A spokesperson for the Supreme Court did not immediately respond to HuffPost’s request for comment. A spokesperson for Crow told The New York Times that Wyden’s inquiries have “no legal basis” and that the real estate mogul has “always followed applicable tax law.”
Wyden’s committee has opened an inquiry into Crow and Thomas’ financial relationship as top Democrats work to bring major ethics reform to the Supreme Court. Reports that multiple justices failed to disclose luxury gifts and travel from ultrarich benefactors have led Democrats, including President Joe Biden, to call for term limits and a code of conduct that is enforceable.
A ProPublica investigation last year showed that Thomas accepted at least two luxury trips in 2019 from Crow that were not included in financial disclosure forms. The veteran conservative justice claimed he did not know he had to disclose gifts of personal “hospitality” from friends who did not have cases before the high court, but he amended his forms to confirm those two trips in his annual financial disclosure in June.
But just a week after that annual disclosure’s release, the Senate Judiciary Committee found that Thomas failed to disclose at least three additional trips on Crow’s private jet from 2017 to 2021. That information was provided to the committee by Crow himself in response to a subpoena.
And in Monday’s letter, Wyden said his committee found yet another undisclosed trip funded by the political mega-donor. According to international flight records from U.S. Customs and Border Protection, Thomas took a round trip from Hawaii to New Zealand aboard Crow’s private jet with his wife, Ginni Thomas, who is a conservative activist, and Crow himself. The three first flew on Nov. 19, 2010, and returned on Nov. 27.
Despite Thomas having amended past records to disclose the luxury travel that Crow provided, the justice never revised his 2010 form to include the international private jet trips he took that year.
In addition to the New Zealand flights, Wyden’s letter included reports that Thomas joined Crow on trips to Greece, Russia and the Baltics via private jet.
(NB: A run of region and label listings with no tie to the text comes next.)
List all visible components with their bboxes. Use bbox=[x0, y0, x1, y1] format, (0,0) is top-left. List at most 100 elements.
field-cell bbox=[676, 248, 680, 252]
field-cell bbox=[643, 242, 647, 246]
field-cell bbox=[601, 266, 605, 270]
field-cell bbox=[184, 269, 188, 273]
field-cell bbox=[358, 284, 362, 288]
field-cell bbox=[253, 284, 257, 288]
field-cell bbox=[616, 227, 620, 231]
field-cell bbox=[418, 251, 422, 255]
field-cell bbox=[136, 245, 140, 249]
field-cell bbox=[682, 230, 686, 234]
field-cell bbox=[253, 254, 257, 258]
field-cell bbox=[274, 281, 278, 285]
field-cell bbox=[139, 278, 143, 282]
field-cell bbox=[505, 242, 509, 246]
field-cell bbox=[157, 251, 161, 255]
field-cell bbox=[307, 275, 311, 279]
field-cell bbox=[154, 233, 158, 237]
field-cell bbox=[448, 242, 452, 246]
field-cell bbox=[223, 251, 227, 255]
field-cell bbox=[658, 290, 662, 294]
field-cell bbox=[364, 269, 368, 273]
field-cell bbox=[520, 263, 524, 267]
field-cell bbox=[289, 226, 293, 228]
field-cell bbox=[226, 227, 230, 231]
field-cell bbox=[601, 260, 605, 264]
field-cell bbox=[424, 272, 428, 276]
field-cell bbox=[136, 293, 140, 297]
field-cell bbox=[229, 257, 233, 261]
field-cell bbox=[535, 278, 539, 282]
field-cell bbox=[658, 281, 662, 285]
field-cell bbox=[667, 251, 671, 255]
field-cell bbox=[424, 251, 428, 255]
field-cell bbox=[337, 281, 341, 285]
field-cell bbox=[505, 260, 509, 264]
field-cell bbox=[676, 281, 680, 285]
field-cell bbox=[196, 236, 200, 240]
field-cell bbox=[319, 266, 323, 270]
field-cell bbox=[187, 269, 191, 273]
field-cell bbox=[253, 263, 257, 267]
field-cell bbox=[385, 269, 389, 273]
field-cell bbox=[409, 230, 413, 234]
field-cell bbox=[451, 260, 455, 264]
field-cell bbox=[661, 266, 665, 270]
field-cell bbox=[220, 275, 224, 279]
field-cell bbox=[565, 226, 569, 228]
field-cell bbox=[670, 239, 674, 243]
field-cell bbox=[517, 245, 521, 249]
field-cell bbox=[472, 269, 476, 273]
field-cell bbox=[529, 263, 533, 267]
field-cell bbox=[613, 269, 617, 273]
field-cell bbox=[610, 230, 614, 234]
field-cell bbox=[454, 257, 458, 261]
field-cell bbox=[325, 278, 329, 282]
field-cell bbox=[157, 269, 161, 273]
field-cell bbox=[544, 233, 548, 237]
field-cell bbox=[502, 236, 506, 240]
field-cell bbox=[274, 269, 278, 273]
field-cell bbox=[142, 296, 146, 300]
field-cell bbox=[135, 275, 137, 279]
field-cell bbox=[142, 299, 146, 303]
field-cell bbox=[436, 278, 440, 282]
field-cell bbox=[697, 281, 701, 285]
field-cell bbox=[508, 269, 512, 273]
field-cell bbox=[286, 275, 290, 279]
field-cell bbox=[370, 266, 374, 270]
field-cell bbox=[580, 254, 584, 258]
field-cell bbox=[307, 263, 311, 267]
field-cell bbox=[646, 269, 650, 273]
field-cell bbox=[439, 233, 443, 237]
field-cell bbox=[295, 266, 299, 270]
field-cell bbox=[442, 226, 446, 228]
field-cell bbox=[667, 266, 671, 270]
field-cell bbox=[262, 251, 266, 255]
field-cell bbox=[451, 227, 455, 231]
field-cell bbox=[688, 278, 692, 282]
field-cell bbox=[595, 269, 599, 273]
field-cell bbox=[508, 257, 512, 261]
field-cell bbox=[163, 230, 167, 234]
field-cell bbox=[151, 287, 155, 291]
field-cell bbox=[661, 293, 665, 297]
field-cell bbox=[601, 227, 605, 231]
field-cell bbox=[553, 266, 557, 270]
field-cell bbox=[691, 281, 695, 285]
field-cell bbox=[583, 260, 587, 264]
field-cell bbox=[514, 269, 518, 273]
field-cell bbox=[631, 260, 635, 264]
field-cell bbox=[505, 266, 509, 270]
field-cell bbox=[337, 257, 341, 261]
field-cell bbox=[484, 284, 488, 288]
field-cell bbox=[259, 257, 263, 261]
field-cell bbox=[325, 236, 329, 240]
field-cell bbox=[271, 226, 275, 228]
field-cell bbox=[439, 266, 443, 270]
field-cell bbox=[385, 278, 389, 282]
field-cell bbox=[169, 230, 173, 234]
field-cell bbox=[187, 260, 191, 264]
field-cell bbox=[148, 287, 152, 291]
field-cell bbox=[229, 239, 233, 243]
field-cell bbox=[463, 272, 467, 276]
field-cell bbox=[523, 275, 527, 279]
None of those trips is in Thomas’ financial disclosure forms.
“The fact a Supreme Court justice accepted free travel to Russia paid for by a billionaire and failed to disclose the trip as required by law is undoubtedly concerning and merits continued investigation,” Wyden wrote. “Other government officials have been charged for making false statements on financial disclosures for less serious violations than the evidence suggests Justice Thomas committed.”
Thomas has accepted at least $4 million in gifts since becoming a Supreme Court justice three decades ago, according to Fix the Court, a judicial reform nonprofit. That number is nearly 10 times the combined value of all gifts received by his colleagues during the same period.
“Supreme Court justices should not be accepting gifts, let alone the hundreds of freebies worth millions of dollars they’ve received over the years,” Gabe Roth, the executive director of Fix the Court, said in a June 6 statement.
“The ethics crisis at the Court won’t begin to abate until justices adopt stricter gift acceptance rules,” Roth said.